Amro, however, is far more than an “electrical engineer” who the Post just, by chance, happened upon. In fact, he’s a prominent anti-Israel activist. Indeed, there’s an enormous body of evidence documenting Amro’s antisemitic statements and beliefs.
As the late Petra Marquardt-Bigman pointed out, Amro “is on friendly terms” with “individuals known for their antisemitism and their open support for Hamas,” including Miko Peled, who compares Israelis to Nazis, and members of the Tamimi clan, who have assaulted IDF soldiers and trafficked in antisemitic blood libels. The Tamimis have claimed that Israel harvests the organs of Palestinians. And, as Marquardt-Bigman noted, both Amro and his group, Youth Against Settlements, have used social media to incite anti-Jewish violence.

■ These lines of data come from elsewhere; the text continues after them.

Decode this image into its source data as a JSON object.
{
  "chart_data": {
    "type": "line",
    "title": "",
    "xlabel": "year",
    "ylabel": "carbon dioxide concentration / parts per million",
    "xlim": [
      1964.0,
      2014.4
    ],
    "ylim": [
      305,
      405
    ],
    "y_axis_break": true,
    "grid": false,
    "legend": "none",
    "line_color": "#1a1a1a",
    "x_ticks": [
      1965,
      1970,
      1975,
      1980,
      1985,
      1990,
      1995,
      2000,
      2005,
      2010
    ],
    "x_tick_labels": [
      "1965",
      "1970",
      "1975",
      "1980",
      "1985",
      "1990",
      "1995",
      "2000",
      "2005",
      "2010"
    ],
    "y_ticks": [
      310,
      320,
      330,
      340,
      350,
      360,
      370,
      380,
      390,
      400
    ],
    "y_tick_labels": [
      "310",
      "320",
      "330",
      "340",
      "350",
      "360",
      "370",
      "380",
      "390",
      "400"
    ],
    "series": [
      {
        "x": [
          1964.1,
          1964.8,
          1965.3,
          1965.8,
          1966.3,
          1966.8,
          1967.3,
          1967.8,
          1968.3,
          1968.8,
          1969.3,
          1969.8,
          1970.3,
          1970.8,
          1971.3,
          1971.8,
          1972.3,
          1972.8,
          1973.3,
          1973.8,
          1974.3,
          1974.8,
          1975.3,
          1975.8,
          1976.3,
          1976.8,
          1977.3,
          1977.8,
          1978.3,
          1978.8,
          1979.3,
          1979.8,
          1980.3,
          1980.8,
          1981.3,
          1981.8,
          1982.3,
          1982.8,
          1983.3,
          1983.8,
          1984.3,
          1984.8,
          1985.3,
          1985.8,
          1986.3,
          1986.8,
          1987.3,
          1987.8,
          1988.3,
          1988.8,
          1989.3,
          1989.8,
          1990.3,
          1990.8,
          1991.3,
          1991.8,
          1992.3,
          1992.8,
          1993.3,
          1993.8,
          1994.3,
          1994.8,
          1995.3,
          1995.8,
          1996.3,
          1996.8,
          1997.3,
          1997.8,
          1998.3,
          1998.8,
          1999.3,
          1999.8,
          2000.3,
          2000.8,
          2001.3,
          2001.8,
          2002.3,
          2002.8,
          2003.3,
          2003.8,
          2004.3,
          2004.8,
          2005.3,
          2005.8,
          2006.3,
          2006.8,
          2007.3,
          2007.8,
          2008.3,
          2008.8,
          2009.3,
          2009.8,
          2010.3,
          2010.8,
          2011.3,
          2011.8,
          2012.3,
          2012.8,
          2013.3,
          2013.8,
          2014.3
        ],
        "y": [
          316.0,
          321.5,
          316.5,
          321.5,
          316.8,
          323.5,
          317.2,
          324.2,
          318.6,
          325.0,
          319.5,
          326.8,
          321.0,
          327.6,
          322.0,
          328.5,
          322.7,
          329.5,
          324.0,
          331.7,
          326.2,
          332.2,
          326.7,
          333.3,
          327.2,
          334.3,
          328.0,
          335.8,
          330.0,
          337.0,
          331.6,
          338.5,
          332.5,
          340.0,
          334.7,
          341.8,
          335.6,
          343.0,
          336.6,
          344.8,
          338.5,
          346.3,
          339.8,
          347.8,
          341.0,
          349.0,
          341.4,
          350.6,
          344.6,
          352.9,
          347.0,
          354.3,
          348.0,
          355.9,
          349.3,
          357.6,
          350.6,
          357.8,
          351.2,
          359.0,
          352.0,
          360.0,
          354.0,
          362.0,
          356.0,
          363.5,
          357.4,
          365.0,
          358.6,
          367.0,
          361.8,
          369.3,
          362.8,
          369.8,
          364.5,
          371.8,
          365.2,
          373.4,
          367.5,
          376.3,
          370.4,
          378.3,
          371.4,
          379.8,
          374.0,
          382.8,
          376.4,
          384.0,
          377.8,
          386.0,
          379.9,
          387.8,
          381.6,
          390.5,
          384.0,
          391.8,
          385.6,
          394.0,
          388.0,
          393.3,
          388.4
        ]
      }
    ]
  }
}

In a since-deleted social media post on July 2014, he said, “Stop drinking our blood in Qatar, Israel occupation is killing our lives.” Amro has also accused Israel of a “genocide operation in Gaza.”
Accusing the Jewish state of genocide is not only inaccurate, it also meets the International Holocaust Remembrance Alliance (IHRA) definition of antisemitism that has been adopted by numerous governments. Ditto for Amro’s allegation that Israel “drinks blood,” which is merely an updated version of the blood libel. No wonder that Amro associates with, and promotes, the Tamimis; they seem to have a lot in common.
Amro’s troubling history is well documented. Marquardt-Bigman highlighted it in an Oct. 22, 2017 article for Legal Insurrection, which featured screen shots of his social media. Similarly, CAMERA has written about it on numerous occasions—including in items that were subsequently sent to Post staff after the newspaper’s Ishaan Tharoor described Amro as a “Palestinian Gandhi.”
The Post either knows and doesn’t care, or it’s incapable of the most basic vetting of sources for its story. Neither option is flattering.
Amro’s troubling history might be omitted, but the Post doesn’t miss a chance to categorize certain Israeli officials. Netanyahu and his Likud Party are described as “right-wing.” And Israeli Prime Minister Naftali Bennett is noted to have once been a “leader of a settlements group.” By contrast, Mansour Abbas, is simply described as the leader of the “United Arab Party” who “temporarily suspended his party’s participation in the coalition to protest Israeli police actions against protesters at al-Aqsa Mosque in Jerusalem’s Old City.”
However, as other news outlets have long documented—including with video footage—many of these “protesters” were armed and assaulting Israelis. But this too is omitted.
Indeed, the newspaper failed to even include relevant history—history that goes directly to the heart of the story which it claims to be covering.
Although the Post frequently refers to Israel as “occupying” Hebron, it fails to note that the Jewish presence in Hebron predates the Arab and Islamic conquests of the 7th and 8th centuries. Similarly, the newspaper fails to tell readers that Palestinian Arab leaders have, on several occasions, rejected offers for statehood—offers which would make even the pretense of an “occupation,” and all of its accompanying complications, moot. The Palestinian people don’t have a state because their leaders have declined one if it meant living in peace next to a Jewish state. This is a fact, although it’s one that the Post likes to ignore.
Instead, the newspaper refers to the same old sources, despite—or perhaps because of—their anti-Israel biases. At the Washington Post, indulging in blood libels and antisemitism makes you a trusted source. Readers should take note.